12/11/2012 12:04 GMT | Updated 12/01/2013 05:12 GMT

Give Us the Vote, and Now

We are constantly hearing news about how politicians are trying to get young people politically active, but the answer is simple - Give us the vote. With Alex Salmond's decision to allow sixteen year olds the vote on the referendum regarding Scottish independence, his attempt to restore political participation for young people deserves credit. Unfortunately, like many attempts to encourage teenagers to involve themselves in political affairs, his plan is flawed.

Teenagers of sixteen and over will be allowed to vote on whether Scotland should be devolved, however they won't even be allowed to vote at the next general election. It hardly seems fair that young Scots will be able to have a say on only one issue, and subsequently be ignored as before, like the rest of the young people across England, Wales and Northern Ireland.

At the age of sixteen, I can now legally join the army, get a full-time job, leave home without my parents' consent and get married, yet people my age still find themselves denied the right to vote, one of the most important rights you can have in a democratic country. How can it be that anyone of my age can get a job and pay taxes towards a government whom they are not even able to vote for?

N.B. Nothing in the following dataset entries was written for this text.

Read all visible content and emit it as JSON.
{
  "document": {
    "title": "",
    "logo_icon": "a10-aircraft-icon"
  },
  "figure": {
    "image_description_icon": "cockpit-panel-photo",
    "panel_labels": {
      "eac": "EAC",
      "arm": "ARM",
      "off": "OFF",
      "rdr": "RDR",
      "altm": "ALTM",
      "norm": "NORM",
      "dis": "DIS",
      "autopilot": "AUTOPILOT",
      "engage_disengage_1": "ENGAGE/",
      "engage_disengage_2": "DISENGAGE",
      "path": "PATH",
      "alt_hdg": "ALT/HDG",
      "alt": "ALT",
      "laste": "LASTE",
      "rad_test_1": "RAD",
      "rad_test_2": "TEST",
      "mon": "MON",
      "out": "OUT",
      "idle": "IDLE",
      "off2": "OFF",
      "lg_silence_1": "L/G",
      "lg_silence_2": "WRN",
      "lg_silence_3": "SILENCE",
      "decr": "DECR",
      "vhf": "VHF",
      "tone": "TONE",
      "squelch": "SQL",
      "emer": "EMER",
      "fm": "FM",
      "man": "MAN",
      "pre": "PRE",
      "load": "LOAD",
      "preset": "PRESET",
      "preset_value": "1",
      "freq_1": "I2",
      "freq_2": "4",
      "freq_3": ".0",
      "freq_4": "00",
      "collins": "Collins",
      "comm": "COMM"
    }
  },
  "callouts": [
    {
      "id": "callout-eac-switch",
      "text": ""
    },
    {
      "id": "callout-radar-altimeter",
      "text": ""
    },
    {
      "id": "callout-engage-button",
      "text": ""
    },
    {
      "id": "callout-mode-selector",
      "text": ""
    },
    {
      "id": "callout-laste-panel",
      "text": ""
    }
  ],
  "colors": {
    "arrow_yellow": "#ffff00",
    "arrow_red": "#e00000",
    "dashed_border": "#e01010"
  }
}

Not only is the vote a right for teenagers our age, but it is also a necessity if our generation is to become more involved with political activity and community awareness. Local issues and decision-making would play a far larger role for many teenagers once they had the right to vote, for the simple reason that the right to vote encourages people to become more involved in politics, as they want to be aware of who they are being represented by. Not only would political stability improve on a local level, but arguably even more so at national level, for the reason that the decision to give us the vote would see a sharp increase in voter turnout at the next general election. Undoubtedly many issues over the last few years would be strongly reflected in the young people's vote, such as the summer riots last year and the government spending cuts. The vote would give young people a far greater influence over political decisions taken by government ministers, such as the decision to scrap the educational maintenance allowance for poorer young people, which undeniably would have not been passed through parliament so willingly if there were thousands of young people ( with the power to vote) opposing such reforms.

The hardest point to get my head around, however, is the fact that by sixteen years of age the majority of us are using public services on a regular bases, and as much (if not more) than the adults who vote in the government controlling these public services. The idea that we aren't able to elect in the people who play such an essential role in our everyday life doesn't exactly appear democratic. If the government wants to get us involved in politics, at least start off by letting us have the right to vote in a politician who we think will benefit our lives, even if that be on a small local issue.

Although I accept the argument presented by many people that some teenagers aren't informed enough to make a proper decision on who to vote for, next time you visit a school just ask sixteen year olds what sort of policies they would vote for, and you will find the majority of those policies are the same ones being discussed in Westminster. The point I am trying to make is that young people my age share many beliefs of those eligible to vote, and our intentions for achieving a fair and healthy society are the same as those of adults.